Steve Munro reports that as part of a larger deal between the Province of Ontario and the City of Toronto (which controls the TTC), the TTC will abandon its controversial effort to implement open payment, and instead adopt the PRESTO system, which was commissioned by the province, and is being managed by Accenture with equipment from Thales.
PRESTO is a sort of curious system; as far as I can tell there are no ticket vending machines (although online reload is offered), and the rollout has been sluggish so far. That said, it represents the best shot the TTC has at modernizing a fare collection system where the state of the art is considered to be a monthly pass with a fancy hologram and a bus farebox designed to detect counterfeit tokens. All of the engineering work for PRESTO has been done already—even the work necessary to deploy PRESTO at TTC stations. All that was lacking before was the money to actually purchase and install the hardware. Now, though, thanks to the new agreement, someone will foot the bill (it’s not clear if it’s the TTC or the province) and get the work done. With luck, in a few years’ time, this will mean the end of the token in one more city.
I consider this to be of particular interest because the situation in Toronto has been one of the few in which there has been an opportunity for real debate about the merits and drawbacks of open payment. Torontonians raised many concerns over the TTC’s push for open payment. The province, having already invested heavily in PRESTO, pushed for the TTC to adopt PRESTO system-wide, sometimes using forceful language to that end. In other cities, open payment has simply been presented by transit agencies as a fait accompli, even as they are themselves unable to provide any real details. As David Smith, director of program services for PRESTO, put it in an interview:
New York has been in a pilot since 2006 and still there’s no firm time for them to roll out an open payment. They’ve not in any way been able to articulate a cost. Currently Mastercard is funding all of it.
That said, I would be hesitant to treat this as a wholesale condemnation of open payment; the architecture of the PRESTO system is such that it could be adapted to accomodate open payment at some time in the future. Moreover, the argument in favor of PRESTO (and against the TTC’s open payment system) was never that it wasn’t open payment, but rather simply that PRESTO was already there—in short, that there was no need to deploy two new fare collection systems in the same city at the same time.
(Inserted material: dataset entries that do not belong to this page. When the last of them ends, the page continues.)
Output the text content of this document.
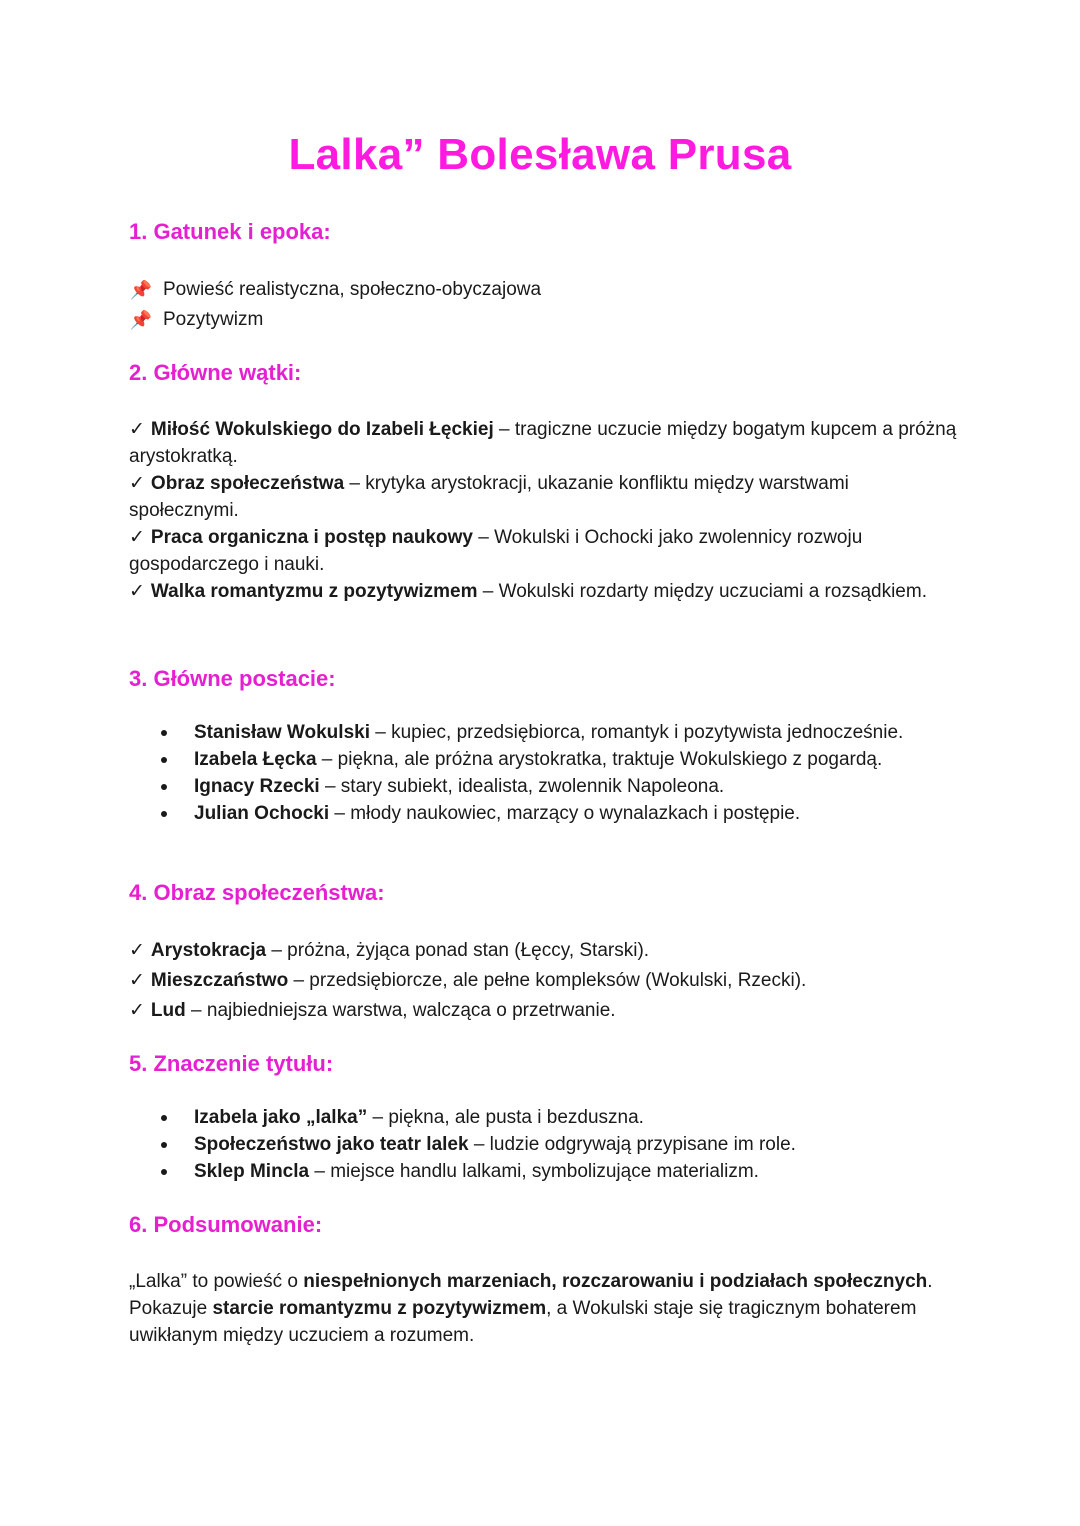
Lalka” Bolesława Prusa
1. Gatunek i epoka:
📌 Powieść realistyczna, społeczno-obyczajowa
📌 Pozytywizm
2. Główne wątki:

✓ Miłość Wokulskiego do Izabeli Łęckiej – tragiczne uczucie między bogatym kupcem a próżną arystokratką.

✓ Obraz społeczeństwa – krytyka arystokracji, ukazanie konfliktu między warstwami społecznymi.

✓ Praca organiczna i postęp naukowy – Wokulski i Ochocki jako zwolennicy rozwoju gospodarczego i nauki.

✓ Walka romantyzmu z pozytywizmem – Wokulski rozdarty między uczuciami a rozsądkiem.

3. Główne postacie:
Stanisław Wokulski – kupiec, przedsiębiorca, romantyk i pozytywista jednocześnie.
Izabela Łęcka – piękna, ale próżna arystokratka, traktuje Wokulskiego z pogardą.
Ignacy Rzecki – stary subiekt, idealista, zwolennik Napoleona.
Julian Ochocki – młody naukowiec, marzący o wynalazkach i postępie.
4. Obraz społeczeństwa:

✓ Arystokracja – próżna, żyjąca ponad stan (Łęccy, Starski).

✓ Mieszczaństwo – przedsiębiorcze, ale pełne kompleksów (Wokulski, Rzecki).

✓ Lud – najbiedniejsza warstwa, walcząca o przetrwanie.

5. Znaczenie tytułu:
Izabela jako „lalka” – piękna, ale pusta i bezduszna.
Społeczeństwo jako teatr lalek – ludzie odgrywają przypisane im role.
Sklep Mincla – miejsce handlu lalkami, symbolizujące materializm.
6. Podsumowanie:

„Lalka” to powieść o niespełnionych marzeniach, rozczarowaniu i podziałach społecznych. Pokazuje starcie romantyzmu z pozytywizmem, a Wokulski staje się tragicznym bohaterem uwikłanym między uczuciem a rozumem.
Speaking to CBC’s Metro Morning, Giambrone said transit systems in cities like London, England, use both a Presto-style smart card service and an open payment system that accepts credit and debit cards.
That was in August 2010, and at the time it was patently false. In fact, it’s still false today. TfL has only just released its plan for open payment, and there is not yet a single city with an existing electronic fare collection system which has also deployed open payment in a non-pilot system. New York has come the closest; the UTA‘s system, though fully deployed, doesn’t count because it was a greenfield project.